What I think of, when I think of the Americans with Disabilities Act

This week marks the twentieth anniversary of the passage of the Americans with Disabilities Act, a landmark law that afforded people with disabilities the same civil liberties as everyone else. In the past two decades, many building codes have been reformed to improve accessibility and be mindful of physical obstacles. However, recent polls indicate that the disabled are still at a significant disadvantage in the job market. I heard a great interview with Sid Wolinsky, co-founder and director of litigation for Disability Rights Advocates, and Judy Heumann, special adviser for international disability rights with the U.S. Department of State, on Forum this week. Let me put this in perspective.

The first job interview I ever had was for an organic kitchen. I was to work as a dishwasher and cashier. Prior to this job I had worked mostly for people that I already knew. Before my interview, I reviewed the Americans with Disabilities Act to remind myself that I had no obligation to explain my insulin pump or excuse the fact that I was diabetic because it had no pertinence to how well I'd do the job. It seems like such a small detail now that I've worked several different workplaces and interviewed for hundreds more positions, but back then I was barely 19 and was still a relatively new diabetic. What exactly were my obligations to my employer? And, conversely, what were their obligations to me?

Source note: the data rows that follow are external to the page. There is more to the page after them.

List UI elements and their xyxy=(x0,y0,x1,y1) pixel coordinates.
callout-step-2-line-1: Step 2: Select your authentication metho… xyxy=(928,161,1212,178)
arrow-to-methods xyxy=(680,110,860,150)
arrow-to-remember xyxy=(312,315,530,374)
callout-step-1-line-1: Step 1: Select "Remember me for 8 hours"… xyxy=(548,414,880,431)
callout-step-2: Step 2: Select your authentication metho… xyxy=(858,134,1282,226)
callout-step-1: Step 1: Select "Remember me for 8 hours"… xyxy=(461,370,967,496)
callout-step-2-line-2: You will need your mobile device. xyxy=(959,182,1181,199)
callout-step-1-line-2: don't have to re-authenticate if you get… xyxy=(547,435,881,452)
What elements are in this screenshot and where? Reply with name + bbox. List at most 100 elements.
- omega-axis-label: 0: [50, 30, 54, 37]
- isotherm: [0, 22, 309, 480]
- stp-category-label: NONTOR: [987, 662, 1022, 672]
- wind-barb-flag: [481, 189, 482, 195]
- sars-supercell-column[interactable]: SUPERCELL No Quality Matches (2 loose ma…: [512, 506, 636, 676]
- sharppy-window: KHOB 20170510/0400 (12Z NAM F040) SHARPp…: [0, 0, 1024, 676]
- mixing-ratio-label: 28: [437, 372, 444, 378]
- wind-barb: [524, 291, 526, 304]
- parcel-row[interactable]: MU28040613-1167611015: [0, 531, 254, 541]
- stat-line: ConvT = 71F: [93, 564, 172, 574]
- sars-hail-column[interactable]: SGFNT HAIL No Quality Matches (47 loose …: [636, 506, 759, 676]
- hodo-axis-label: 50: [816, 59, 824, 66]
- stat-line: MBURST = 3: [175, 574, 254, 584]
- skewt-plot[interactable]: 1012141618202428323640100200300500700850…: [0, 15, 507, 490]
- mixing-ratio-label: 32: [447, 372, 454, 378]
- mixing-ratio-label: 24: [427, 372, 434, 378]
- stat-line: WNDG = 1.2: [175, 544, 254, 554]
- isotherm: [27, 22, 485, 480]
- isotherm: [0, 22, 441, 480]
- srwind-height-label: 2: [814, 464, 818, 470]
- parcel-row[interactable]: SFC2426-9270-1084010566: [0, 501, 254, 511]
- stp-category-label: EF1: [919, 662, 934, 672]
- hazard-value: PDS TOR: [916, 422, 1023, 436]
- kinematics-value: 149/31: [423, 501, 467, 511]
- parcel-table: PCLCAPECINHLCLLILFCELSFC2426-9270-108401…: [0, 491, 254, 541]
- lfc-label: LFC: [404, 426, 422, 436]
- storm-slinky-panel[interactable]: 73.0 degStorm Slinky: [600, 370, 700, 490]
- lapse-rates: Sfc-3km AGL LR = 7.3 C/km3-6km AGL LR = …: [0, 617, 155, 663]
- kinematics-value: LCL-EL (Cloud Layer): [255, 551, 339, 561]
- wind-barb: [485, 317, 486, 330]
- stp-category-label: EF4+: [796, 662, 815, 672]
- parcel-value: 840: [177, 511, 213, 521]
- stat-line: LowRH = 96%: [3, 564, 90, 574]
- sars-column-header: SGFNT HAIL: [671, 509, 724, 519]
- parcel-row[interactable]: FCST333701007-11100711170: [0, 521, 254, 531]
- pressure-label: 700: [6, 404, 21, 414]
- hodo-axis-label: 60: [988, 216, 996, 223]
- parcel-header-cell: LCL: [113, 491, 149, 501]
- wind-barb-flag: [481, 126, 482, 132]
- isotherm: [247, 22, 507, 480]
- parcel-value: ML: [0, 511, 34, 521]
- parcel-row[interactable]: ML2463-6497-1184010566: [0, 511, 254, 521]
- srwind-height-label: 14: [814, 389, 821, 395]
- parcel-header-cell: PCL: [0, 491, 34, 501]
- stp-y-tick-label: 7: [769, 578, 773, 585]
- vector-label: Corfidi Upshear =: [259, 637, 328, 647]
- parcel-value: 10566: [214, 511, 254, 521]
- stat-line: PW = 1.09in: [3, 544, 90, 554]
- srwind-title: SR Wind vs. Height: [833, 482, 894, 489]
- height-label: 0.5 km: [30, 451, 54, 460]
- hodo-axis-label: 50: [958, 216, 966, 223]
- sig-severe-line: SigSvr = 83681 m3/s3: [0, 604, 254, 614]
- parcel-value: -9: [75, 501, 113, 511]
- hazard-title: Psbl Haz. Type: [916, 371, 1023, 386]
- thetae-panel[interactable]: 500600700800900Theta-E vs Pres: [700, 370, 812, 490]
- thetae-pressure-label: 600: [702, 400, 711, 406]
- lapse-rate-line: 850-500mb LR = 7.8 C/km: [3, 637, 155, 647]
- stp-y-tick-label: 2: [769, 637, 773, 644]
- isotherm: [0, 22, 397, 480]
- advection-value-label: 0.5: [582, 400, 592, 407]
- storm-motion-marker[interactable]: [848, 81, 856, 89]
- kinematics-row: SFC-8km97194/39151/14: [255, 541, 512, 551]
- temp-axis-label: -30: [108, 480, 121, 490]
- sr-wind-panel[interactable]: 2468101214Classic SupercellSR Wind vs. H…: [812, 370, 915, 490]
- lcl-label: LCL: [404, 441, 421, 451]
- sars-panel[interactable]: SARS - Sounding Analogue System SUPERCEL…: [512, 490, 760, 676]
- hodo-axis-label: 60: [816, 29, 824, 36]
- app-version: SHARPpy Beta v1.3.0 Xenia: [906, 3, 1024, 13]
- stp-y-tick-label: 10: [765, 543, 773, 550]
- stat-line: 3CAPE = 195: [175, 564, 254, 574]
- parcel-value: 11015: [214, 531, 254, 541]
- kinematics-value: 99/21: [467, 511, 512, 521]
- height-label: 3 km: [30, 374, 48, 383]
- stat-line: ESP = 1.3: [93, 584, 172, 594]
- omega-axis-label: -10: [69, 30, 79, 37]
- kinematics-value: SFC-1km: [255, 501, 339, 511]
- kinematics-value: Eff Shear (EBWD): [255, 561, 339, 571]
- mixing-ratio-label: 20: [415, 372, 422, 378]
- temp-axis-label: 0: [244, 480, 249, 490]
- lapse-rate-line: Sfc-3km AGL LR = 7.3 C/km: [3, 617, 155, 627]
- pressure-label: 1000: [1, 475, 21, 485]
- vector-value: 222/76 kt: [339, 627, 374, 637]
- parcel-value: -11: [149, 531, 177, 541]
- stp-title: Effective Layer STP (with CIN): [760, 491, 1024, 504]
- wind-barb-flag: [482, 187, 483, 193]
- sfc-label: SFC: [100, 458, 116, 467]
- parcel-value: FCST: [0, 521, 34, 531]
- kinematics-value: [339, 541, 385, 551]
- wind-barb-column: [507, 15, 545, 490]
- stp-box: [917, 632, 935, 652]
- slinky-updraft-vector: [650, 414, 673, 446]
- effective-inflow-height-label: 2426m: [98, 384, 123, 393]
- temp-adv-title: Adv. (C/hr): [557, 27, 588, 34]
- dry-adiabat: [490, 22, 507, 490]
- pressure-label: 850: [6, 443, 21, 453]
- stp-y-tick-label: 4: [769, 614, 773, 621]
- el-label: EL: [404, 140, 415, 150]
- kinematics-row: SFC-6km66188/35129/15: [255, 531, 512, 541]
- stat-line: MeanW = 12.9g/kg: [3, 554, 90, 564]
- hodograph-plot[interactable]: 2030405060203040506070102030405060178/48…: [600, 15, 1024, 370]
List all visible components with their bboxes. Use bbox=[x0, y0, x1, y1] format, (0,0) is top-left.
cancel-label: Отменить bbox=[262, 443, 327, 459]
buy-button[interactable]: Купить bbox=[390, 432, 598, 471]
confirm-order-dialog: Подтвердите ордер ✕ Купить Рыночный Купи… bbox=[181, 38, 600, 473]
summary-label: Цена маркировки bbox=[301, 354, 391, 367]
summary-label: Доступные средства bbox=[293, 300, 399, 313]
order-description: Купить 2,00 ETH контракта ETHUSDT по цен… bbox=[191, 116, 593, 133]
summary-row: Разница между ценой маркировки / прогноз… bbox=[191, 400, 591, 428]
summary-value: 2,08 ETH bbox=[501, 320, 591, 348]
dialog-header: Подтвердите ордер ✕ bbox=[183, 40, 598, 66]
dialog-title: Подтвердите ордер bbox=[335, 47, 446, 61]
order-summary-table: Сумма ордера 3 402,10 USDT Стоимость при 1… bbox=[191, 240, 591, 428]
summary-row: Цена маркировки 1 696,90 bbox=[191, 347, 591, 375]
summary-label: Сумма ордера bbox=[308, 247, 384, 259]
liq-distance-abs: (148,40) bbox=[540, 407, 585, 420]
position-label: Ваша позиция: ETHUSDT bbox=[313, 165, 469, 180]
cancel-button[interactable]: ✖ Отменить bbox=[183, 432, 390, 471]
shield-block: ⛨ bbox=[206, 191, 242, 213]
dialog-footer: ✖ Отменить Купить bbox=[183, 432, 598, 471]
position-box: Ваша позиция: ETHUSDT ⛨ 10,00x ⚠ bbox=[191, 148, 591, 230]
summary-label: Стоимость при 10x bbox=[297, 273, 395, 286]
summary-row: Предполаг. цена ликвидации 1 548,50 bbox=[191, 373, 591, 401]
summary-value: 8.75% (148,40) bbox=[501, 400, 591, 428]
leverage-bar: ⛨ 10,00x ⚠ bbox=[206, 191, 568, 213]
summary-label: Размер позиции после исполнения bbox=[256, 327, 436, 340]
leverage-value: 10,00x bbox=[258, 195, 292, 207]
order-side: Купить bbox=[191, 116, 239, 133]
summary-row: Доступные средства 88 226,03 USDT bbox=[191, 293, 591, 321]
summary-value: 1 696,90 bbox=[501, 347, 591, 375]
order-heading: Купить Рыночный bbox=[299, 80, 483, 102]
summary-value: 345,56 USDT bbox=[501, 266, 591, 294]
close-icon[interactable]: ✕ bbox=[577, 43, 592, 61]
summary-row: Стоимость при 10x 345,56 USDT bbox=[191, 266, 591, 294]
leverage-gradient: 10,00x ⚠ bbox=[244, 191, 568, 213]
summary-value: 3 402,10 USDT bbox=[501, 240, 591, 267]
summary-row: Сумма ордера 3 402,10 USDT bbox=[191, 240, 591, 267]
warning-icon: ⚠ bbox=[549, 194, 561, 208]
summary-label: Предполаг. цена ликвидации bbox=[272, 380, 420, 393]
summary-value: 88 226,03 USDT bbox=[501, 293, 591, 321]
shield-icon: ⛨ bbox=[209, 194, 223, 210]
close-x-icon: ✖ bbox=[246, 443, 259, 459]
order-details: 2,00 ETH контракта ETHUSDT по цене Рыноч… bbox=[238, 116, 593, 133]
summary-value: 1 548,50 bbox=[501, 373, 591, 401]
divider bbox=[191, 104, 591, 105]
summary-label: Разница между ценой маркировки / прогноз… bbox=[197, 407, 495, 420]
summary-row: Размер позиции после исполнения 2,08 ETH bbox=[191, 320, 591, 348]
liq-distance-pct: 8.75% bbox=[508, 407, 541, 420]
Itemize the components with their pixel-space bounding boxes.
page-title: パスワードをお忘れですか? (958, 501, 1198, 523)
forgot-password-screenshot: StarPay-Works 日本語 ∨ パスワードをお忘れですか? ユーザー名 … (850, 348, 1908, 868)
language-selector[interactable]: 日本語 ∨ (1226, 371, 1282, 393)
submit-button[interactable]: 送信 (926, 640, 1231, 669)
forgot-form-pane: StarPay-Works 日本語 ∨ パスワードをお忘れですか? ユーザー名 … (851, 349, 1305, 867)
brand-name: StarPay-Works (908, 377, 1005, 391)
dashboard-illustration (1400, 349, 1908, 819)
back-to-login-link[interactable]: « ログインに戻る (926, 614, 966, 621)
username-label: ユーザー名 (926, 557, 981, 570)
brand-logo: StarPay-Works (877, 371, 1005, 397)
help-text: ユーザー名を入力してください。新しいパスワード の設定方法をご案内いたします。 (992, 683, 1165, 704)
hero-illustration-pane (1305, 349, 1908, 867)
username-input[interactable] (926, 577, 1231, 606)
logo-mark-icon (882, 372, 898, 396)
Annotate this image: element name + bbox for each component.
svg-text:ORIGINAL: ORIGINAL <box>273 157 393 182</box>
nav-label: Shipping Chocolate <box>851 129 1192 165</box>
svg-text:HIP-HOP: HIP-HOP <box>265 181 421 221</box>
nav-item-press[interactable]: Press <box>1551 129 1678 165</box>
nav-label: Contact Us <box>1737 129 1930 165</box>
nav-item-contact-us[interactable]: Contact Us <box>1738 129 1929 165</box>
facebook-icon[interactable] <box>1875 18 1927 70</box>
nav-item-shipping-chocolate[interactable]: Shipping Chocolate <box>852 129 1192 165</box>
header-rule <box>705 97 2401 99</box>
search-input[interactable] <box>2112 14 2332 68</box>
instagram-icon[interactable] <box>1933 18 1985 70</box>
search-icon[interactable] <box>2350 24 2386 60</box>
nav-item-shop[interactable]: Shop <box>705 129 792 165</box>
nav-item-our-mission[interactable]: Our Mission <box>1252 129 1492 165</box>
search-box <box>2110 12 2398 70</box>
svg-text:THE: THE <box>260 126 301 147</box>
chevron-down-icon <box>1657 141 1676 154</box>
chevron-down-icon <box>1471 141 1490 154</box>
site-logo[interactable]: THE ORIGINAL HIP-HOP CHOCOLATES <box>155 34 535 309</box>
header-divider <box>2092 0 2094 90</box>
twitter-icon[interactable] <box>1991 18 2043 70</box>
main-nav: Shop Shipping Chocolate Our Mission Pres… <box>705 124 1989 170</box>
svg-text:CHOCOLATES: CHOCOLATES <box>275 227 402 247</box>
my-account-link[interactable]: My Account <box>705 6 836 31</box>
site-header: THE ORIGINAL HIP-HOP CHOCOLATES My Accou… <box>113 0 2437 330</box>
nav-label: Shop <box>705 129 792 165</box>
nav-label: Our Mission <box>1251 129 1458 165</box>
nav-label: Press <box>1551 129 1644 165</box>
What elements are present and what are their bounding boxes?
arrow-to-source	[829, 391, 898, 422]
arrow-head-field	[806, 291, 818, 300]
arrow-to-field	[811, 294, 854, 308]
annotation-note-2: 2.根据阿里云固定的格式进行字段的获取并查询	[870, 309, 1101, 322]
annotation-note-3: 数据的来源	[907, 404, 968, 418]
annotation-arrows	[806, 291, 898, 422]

These are important questions for anybody to ask. One of the best things about living in the United States is that these are questions we are allowed to ask, if not expected to. If there's anything I've learned, it's that part of being a healthy human is knowing your rights and asserting them.

And there is one right I'd like to assert here, now: that students with diabetes in California schools have the right to authorize another responsible person to administer their insulin. As of last month, the Third District Court of Appeals in Sacramento has officially prohibited non-nurse personnel from helping students take insulin on campus. What does this mean? This means that schools are worried about the liability of having other staff members (or, heaven forbid, the students themselves) give the incorrect dosage and risk harming the kid. This also means that many fully capable type 1 diabetics must wait for an available nurse (which, in this county at least, means one or two personnel per district) or for one of his or her parents to leave their work and come to school to administer their shots. All this, so the kid can eat his or her lunch and have a "normal" day.

I understand the risks that miscalculated insulin has on diabetics, which is why I think the more the individual understands about his or her body, and the more they educate their friends, family, classmates and educators, the less they risk when treating themselves. This is a lot harder to do for a five-year-old than it is for a seventeen-year-old, and the fact remains that insulin is a potent substance. There is no easy fix for an issue this complex. I don't offer a solution, nor do I agree with what's been suggested so far. I just hope that kids of all ages are aware of their rights to understand their own bodies, and ask the people they trust to help them when they need it. The state needs to recognize that sometimes those very people (school nurses, parents, the child's doctor) can't be available every day at lunchtime when a kid needs a shot. That's why the kid and his or her family should be able to train and appoint a responsible administrator or friend--as backup, at least.

The ADA has achieved a lot in its twenty years, and it is projected to achieve much more. The path to civil rights seems always to be checkered, but at least along the way we can see the value in our experiences and create a platform for discussion.